Niki de Saint Phalle, like other artists such as Van Gogh, Picasso or Jean Cocteau, liked to illustrate her letters. The Niki Charitable Art Foundation Archives contain some postcards, letters and faxes Niki de Saint Phalle wrote in French, English and Italian. They are available for curators and researchers to consult. These documents are precious for both their content and layout. They reveal the artist’s personality, are sometimes so elaborate they are considered art works in themselves, and most importantly are testimony to her artistic voice.
In her correspondence Niki de Saint Phalle’s personality illustrates her great imagination. She liked to include drawings or collages in her correspondence. She created stationery by making xerox copies of her drawings and sticker collages: dancing Nanas, flowers, animals, hands, or other random imagery like pliers, cowboys or Greek temples. Then she would further personalize many letters by adding her own stickers, decals and feathers.
The ornamentation would only leave room for a short message such as “Hi, Coucou, call me, thank you” and to send some light-hearted news. She also wrote longer letters in which she shared her daily life, travels and meetings peppered with secrets and humor, among other things…
While I am writing to you, Diego looks at me trough the door (it’s the half blind donkey Dok bought) not really useful but very decorative.
Extract of a letter from February 1984 to Jean Tinguely – “The Tuscan Gazette” as Niki titled it.
She used an endless list of affectionate nicknames for her close relations and herself, Jean Tinguely for instance is the little fleur de sel, Santa, the light keeper and she is: Nikita, your desert flower, the kind crocodile, the bad weed, etc… Her words give an intimate and moving portrait of the artist.
Adorned letter from 1974 to Jean Tinguely © 2017 Niki Charitable Art Foundation, All rights reserved.
Among Niki de Saint Phalle’s correspondence one can find etchings, lithographs or serigraphs designed by the artist which were created for sending on special occasions: New Year, Valentine’s Day, Mother’s day, weddings and exhibition openings.

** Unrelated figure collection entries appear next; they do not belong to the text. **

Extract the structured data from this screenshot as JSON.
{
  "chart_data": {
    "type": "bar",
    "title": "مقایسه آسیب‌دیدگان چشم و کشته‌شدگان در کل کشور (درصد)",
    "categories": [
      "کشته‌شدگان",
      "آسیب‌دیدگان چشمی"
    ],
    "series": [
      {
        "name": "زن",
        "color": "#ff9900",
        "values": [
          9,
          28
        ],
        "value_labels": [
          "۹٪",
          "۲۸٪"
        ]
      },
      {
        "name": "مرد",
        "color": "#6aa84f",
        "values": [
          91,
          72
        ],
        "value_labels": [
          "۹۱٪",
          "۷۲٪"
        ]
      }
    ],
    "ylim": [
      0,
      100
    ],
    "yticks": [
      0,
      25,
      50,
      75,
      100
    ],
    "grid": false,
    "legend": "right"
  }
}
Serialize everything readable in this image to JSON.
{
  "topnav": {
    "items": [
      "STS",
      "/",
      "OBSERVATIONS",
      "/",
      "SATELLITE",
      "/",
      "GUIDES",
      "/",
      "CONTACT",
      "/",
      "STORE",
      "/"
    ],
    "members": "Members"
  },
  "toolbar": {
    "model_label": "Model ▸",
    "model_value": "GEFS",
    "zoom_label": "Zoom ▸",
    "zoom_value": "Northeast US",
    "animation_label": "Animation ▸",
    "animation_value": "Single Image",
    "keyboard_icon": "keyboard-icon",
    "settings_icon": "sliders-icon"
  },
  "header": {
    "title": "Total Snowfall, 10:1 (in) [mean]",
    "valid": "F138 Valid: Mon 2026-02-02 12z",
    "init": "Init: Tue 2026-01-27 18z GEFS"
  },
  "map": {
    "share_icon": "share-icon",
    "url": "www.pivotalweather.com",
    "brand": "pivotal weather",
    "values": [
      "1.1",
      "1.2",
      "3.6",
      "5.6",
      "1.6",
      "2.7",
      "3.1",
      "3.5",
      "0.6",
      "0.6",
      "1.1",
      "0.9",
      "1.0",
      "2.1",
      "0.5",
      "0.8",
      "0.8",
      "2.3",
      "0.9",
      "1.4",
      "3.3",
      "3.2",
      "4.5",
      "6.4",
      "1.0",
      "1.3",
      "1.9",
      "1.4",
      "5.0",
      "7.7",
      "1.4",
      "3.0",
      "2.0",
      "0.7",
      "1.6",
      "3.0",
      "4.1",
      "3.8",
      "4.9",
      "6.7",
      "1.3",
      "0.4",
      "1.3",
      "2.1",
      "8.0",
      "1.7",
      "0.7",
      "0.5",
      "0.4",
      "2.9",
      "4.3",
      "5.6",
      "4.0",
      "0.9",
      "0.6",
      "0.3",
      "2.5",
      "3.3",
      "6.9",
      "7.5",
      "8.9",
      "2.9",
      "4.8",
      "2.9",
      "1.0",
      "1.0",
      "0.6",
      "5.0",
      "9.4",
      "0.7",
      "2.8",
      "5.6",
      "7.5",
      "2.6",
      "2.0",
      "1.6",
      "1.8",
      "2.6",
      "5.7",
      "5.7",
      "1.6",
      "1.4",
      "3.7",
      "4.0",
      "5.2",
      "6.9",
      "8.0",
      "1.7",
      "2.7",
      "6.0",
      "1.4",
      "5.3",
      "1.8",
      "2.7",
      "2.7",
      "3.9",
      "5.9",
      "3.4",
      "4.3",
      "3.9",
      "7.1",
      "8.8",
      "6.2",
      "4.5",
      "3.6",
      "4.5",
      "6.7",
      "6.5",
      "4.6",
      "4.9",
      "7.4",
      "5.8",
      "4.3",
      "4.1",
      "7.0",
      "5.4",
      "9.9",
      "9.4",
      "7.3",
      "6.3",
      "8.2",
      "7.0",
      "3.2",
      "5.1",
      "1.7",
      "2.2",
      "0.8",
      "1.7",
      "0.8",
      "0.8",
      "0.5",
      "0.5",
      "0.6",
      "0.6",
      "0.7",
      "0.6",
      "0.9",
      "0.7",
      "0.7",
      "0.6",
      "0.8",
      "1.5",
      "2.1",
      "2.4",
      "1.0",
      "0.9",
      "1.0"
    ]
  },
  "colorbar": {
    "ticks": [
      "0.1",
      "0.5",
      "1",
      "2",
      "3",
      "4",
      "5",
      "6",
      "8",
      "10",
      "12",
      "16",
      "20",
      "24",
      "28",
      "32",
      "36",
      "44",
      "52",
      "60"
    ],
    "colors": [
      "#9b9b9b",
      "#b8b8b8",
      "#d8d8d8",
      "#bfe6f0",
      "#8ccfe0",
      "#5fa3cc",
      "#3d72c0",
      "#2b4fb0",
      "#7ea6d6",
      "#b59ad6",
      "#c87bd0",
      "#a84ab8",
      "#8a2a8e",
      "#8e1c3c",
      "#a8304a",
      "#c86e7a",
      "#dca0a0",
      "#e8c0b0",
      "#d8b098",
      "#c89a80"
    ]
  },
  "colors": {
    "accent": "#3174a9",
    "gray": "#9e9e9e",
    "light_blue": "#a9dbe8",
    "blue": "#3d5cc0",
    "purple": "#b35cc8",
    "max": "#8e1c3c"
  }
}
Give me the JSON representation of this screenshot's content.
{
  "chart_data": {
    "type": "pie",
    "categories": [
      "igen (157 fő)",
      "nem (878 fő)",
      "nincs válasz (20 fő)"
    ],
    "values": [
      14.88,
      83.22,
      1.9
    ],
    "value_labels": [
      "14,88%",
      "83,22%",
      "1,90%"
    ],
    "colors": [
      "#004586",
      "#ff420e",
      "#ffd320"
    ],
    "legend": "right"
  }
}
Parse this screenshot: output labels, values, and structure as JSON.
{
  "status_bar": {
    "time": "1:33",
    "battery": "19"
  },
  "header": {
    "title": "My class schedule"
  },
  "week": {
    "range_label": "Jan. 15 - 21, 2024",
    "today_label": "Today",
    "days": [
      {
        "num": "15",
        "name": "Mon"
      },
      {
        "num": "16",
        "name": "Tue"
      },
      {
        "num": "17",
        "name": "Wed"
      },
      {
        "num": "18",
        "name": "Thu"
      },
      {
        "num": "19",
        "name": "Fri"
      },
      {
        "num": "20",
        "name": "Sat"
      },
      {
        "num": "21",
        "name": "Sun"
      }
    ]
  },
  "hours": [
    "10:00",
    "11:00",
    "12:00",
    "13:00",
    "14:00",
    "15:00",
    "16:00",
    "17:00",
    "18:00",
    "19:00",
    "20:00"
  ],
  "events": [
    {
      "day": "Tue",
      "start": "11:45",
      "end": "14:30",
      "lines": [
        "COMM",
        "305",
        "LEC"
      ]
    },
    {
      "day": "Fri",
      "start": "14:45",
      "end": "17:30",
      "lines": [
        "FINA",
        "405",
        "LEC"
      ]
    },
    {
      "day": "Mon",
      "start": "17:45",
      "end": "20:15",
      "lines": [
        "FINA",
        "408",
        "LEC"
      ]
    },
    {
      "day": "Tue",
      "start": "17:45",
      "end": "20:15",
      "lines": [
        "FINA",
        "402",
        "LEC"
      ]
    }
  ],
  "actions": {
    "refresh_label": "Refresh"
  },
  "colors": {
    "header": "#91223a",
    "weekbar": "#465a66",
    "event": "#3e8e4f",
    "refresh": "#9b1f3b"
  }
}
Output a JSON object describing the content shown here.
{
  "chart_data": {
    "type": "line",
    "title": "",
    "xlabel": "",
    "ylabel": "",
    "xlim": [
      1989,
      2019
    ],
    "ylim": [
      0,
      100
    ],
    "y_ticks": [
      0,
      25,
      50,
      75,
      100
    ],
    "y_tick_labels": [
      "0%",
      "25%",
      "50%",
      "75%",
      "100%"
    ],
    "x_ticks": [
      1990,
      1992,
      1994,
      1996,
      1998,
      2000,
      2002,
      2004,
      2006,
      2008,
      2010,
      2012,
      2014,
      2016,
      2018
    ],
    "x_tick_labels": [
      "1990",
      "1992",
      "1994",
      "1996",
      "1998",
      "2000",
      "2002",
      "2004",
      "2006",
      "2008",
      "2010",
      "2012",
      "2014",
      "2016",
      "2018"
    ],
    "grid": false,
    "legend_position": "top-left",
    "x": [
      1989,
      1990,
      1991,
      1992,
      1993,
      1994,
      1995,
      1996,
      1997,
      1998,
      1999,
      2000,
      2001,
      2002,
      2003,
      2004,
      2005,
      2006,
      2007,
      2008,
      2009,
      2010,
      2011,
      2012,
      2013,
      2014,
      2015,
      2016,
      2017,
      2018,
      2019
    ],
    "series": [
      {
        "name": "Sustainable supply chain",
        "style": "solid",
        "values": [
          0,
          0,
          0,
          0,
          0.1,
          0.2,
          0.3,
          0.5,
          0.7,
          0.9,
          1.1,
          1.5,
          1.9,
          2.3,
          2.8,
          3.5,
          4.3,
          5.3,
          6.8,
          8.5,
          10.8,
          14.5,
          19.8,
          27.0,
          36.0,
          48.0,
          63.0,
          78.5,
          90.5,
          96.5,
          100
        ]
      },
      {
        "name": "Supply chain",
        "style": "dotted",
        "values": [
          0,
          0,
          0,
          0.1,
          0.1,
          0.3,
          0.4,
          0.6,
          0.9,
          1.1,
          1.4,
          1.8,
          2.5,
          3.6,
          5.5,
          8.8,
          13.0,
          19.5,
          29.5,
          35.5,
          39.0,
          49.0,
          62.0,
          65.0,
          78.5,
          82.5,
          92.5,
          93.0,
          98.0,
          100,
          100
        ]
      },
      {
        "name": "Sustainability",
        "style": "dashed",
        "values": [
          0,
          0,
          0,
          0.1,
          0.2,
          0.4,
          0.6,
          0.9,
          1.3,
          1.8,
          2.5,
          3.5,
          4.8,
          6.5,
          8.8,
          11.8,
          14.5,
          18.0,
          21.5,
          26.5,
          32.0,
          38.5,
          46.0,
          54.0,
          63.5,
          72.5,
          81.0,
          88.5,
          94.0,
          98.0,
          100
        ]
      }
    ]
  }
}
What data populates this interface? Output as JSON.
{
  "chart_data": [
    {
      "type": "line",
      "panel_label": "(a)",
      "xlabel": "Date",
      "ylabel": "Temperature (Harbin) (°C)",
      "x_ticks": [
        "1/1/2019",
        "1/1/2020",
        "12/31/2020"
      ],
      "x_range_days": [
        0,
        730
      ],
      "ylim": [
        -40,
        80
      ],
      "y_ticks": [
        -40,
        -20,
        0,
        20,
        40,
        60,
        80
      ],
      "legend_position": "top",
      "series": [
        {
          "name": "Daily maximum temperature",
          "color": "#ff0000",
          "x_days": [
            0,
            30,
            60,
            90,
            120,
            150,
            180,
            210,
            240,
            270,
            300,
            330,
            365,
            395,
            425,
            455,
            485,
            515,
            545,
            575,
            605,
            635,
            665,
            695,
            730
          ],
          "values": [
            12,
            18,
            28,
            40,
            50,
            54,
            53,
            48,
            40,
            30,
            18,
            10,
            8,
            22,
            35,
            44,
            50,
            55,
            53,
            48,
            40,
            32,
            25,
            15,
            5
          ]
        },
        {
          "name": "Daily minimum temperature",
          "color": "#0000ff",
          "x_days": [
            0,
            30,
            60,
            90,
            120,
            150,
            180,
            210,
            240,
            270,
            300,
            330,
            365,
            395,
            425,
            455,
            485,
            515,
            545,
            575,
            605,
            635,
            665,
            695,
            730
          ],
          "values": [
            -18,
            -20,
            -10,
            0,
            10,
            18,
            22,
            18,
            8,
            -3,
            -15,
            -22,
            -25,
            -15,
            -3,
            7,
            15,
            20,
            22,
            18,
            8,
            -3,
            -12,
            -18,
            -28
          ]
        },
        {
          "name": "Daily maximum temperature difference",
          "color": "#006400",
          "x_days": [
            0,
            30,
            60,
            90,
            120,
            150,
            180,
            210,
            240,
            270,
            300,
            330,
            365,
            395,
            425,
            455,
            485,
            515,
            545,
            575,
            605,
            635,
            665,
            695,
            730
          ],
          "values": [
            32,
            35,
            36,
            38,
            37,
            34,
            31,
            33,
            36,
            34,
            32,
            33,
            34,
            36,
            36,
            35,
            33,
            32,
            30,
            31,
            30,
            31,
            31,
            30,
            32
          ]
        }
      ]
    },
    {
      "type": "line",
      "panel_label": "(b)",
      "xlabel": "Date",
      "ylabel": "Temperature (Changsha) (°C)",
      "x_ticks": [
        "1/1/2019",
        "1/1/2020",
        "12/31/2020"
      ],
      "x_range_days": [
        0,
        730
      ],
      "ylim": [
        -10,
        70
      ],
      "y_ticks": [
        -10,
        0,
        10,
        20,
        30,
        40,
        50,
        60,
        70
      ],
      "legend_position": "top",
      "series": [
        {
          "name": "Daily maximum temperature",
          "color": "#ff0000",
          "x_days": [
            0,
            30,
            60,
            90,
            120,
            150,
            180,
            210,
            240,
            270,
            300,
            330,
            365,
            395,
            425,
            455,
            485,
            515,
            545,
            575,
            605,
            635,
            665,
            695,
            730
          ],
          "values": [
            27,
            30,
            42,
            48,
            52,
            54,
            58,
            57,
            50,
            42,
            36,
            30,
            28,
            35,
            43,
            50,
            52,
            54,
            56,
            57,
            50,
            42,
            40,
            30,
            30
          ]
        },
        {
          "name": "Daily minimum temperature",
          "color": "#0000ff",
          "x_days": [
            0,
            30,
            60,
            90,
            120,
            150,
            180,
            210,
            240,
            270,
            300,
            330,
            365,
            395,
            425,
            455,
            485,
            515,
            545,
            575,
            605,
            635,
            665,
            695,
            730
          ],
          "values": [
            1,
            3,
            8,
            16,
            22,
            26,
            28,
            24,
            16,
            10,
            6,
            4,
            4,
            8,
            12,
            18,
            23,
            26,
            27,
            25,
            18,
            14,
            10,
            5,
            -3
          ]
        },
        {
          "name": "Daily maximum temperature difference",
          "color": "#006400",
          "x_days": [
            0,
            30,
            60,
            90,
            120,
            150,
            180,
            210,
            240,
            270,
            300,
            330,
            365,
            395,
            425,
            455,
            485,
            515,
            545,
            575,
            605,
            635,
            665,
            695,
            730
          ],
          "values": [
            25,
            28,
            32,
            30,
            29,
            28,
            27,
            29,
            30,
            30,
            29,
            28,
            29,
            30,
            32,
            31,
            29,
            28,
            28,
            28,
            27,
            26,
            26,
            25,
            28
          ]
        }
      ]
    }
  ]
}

These small pieces of art, sometimes slightly different from one another and therefore often unique, were usually dedicated to her staff, friends or family. They exemplify the artist’s generosity and serve to include her in the Mail art movement.
Mail art began in the 1960s when artists sent postcards inscribed with poems or drawings through the post rather than exhibiting or selling them through commercial channels. Its origins can be found in Marcel Duchamp, Kurt Schwitters among others. It was the New York artist Ray Johnson (1927-1995), a contemporary of Niki de Saint Phalle, who in the mid 1950s posted small collages, prints of abstract drawings and poems to art world notables. This gave rise to what became known as the New York Correspondence School.
Mail art can take a variety of forms including postcards, packages, faxes, emails and blogs. It is considered to be the predecessor of net art.
Be My Valentine, offset from circa 1988 © 201 7 Niki Charitable Art Foundation, All rights reserved.
Her artistic voice
Niki de Saint Phalle’s letters serve as vivid testimony of her artistic expression. Through letters, sometimes including preliminary drawings, she expressed her opinion on projects and exhibitions in which she participated or visited. Her writings show how much she valued her collaborator’s opinions.
In correspondence to Jean Tinguely she describes the entire building process of the Tarot Garden over more than 15 years. In some letters she indicates her vision of how things will be done. In others letters, how she overcame some technical difficulty or artistic dilemma, and in many, how Jean’s art would add to her project.
I think a lot about the archways which are beautiful. How to do them ? In Mosaics - very oriental, like a jewel contrasting with your fountain or on the contrary with terra-cotta pots, in a beautiful brownish red.
Extract of a letter from 1982 to Jean Tinguely, regarding the Tarot Garden
When you will come the Falling Tower will be all polished, it still needs 4 or 5 days of work. I am looking for a new kind of mirror. Maybe slightly smoked. They said we can also find some slightly pink ! I will have some samples next week.
Extract of a letter from November 1984 to Jean Tinguely, regarding the Tarot Garden
Thanks to the many items of correspondence covering more than 40 years, we learn about alternative visions and the creative process that made her work so distinctive.